Jameson y Boyd, después de instalar a Jack en una cama de campaña, fueron a recoger al yeti con la camilla vacía y lo metieron en la concha. En cuanto lo tuvo tendido en las mesas, Jameson le auscultó el abdomen con el estetoscopio buscando un segundo latido de corazón.
– Nunca he asistido a ningún parto -reconoció Boyd.
– Yo tampoco -dijo Jack.
– Todo el mundo ha asistido por lo menos una vez en la vida a un parto -señaló Jutta cáusticamente.
Swift se encargó de introducir un tubo por la tráquea del animal y a continuación lo conectó a un cilindro de oxígeno.
– Eh, Boyd -dijo Jack-. ¿Me enciendes un pitillo?
– Pues claro. -Boyd encendió dos cigarrillos y puso uno entre los labios de Jack-. Aquí tienes. Jo, esto igual que «MASH».
Jutta lanzó una mirada enfurecida a su alrededor.
– Aquí no se fuma -gritó.
– Lo siento -dijo Boyd apagando el cigarrillo y encogiéndose de hombros como si pidiera excusas-. Lo había olvidado.
– Si quieres ayudar en algo, Jon, ayuda a Jack a desnudarse. Quiero examinarle las heridas en cuanto termine aquí. Y dale algo caliente de beber con whisky.
– Está hecho.
– El latido -dijo Jameson quitándose el estetoscopio-. Ya lo he oído.
– Estupendo -comentó Jutta, que presionó el abdomen del yeti con sus manos-. Muy bien, vamos a ver si podemos controlar las contracciones. ¿Estás listo?

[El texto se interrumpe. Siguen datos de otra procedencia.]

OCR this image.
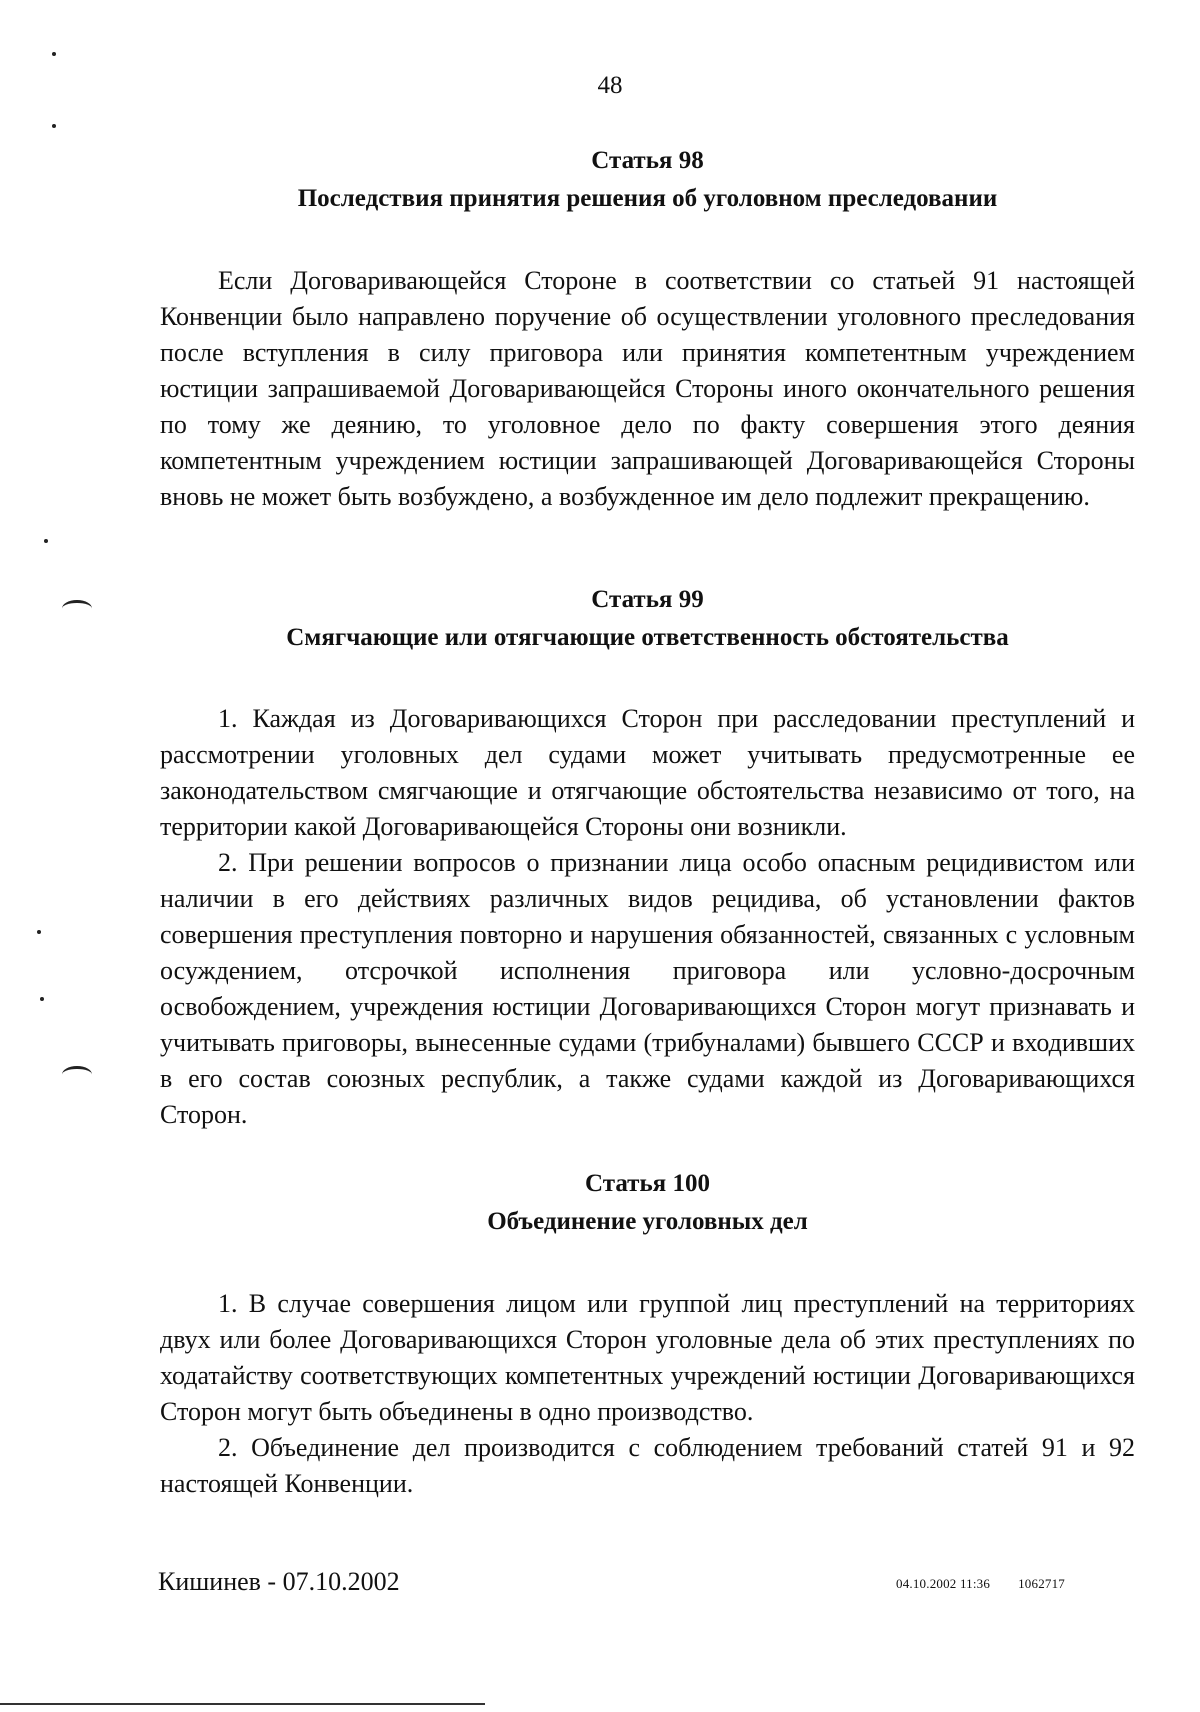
48
Статья 98
Последствия принятия решения об уголовном преследовании

Если Договаривающейся Стороне в соответствии со статьей 91 настоящей Конвенции было направлено поручение об осуществлении уголовного преследования после вступления в силу приговора или принятия компетентным учреждением юстиции запрашиваемой Договаривающейся Стороны иного окончательного решения по тому же деянию, то уголовное дело по факту совершения этого деяния компетентным учреждением юстиции запрашивающей Договаривающейся Стороны вновь не может быть возбуждено, а возбужденное им дело подлежит прекращению.

Статья 99
Смягчающие или отягчающие ответственность обстоятельства

1. Каждая из Договаривающихся Сторон при расследовании преступлений и рассмотрении уголовных дел судами может учитывать предусмотренные ее законодательством смягчающие и отягчающие обстоятельства независимо от того, на территории какой Договаривающейся Стороны они возникли.

2. При решении вопросов о признании лица особо опасным рецидивистом или наличии в его действиях различных видов рецидива, об установлении фактов совершения преступления повторно и нарушения обязанностей, связанных с условным осуждением, отсрочкой исполнения приговора или условно-досрочным освобождением, учреждения юстиции Договаривающихся Сторон могут признавать и учитывать приговоры, вынесенные судами (трибуналами) бывшего СССР и входивших в его состав союзных республик, а также судами каждой из Договаривающихся Сторон.

Статья 100
Объединение уголовных дел

1. В случае совершения лицом или группой лиц преступлений на территориях двух или более Договаривающихся Сторон уголовные дела об этих преступлениях по ходатайству соответствующих компетентных учреждений юстиции Договаривающихся Сторон могут быть объединены в одно производство.

2. Объединение дел производится с соблюдением требований статей 91 и 92 настоящей Конвенции.

Кишинев - 07.10.2002	04.10.2002 11:36 1062717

Jameson asintió y levantó el brazo clavando los ojos en su reloj Breitling.
– Contracción -anunció Jutta.
– De acuerdo -repuso Jameson pulsando uno de los botones del reloj-. Está muy dilatada.

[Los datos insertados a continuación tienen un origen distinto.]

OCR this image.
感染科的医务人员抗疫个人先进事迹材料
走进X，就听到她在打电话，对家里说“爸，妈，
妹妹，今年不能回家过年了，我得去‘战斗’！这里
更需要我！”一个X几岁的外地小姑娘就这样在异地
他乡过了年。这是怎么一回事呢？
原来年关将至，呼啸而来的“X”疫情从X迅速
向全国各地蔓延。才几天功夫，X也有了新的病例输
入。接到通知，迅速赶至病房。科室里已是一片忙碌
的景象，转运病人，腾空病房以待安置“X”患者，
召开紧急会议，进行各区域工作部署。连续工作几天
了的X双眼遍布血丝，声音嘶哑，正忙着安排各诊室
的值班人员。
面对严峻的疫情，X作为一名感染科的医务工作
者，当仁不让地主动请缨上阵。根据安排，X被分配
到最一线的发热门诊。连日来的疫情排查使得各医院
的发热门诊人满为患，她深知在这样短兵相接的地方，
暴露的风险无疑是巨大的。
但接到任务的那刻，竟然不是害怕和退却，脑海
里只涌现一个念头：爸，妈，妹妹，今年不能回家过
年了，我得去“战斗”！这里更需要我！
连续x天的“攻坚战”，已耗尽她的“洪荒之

Jutta miró entre las piernas del animal.
– Tiene una hemorragia -manifestó-. Si fuera un bebé humano, probablemente me plantearía practicarle una episiotomía.
– Ignoramos absolutamente si es un parto prematuro o no. En cualquier caso, si lleva menos de treinta y dos semanas encinta, el feto no sobrevivirá, así que poco importa si se lesiona el cráneo o no. Además, nadie piensa en llevarse unos fórceps cuando se va de viaje al Himalaya.
– Pensaba que tal vez podríamos improvisar algo -apuntó Jutta-. Los cocineros tienen unas cucharas muy largas.
– Sí, quizá puedan servirnos. -Jameson echó una ojeada por la concha y él y Warner cruzaron una mirada.
Warner lo captó todo en seguida.
– Voy a ver qué encuentro -dijo saliendo precipitadamente de la tienda.
Hubo un largo silencio, que Jutta rompió para anunciar una segunda contracción.
– Cuatro minutos -dijo Jameson.
– Creo que todavía tenemos un poco de tiempo -dijo ella-. Voy a echarle un vistazo a Jack.
Jutta se lavó las manos y se puso unos guantes de polietileno. Boyd, que estaba dándole una bebida caliente a Jack, se levantó para dejar que Jutta se sentara y le examinara.
Jutta, como médico de montañeros, había visto muchas contusiones y sabía que los deportistas en plena forma física y en la flor de la edad se magullan con menos facilidad que los demás. Pero Jack tenía el cuerpo entero del color negro y azul de una mosca; Jutta no había visto jamás a ningún hombre tan magullado. Le hizo escupir en un pañuelo de papel para examinar si en su esputo aparecían síntomas de una hemorragia interna, pero al no detectar ninguno, le examinó con detenimiento las costillas pasando los dedos por ellas.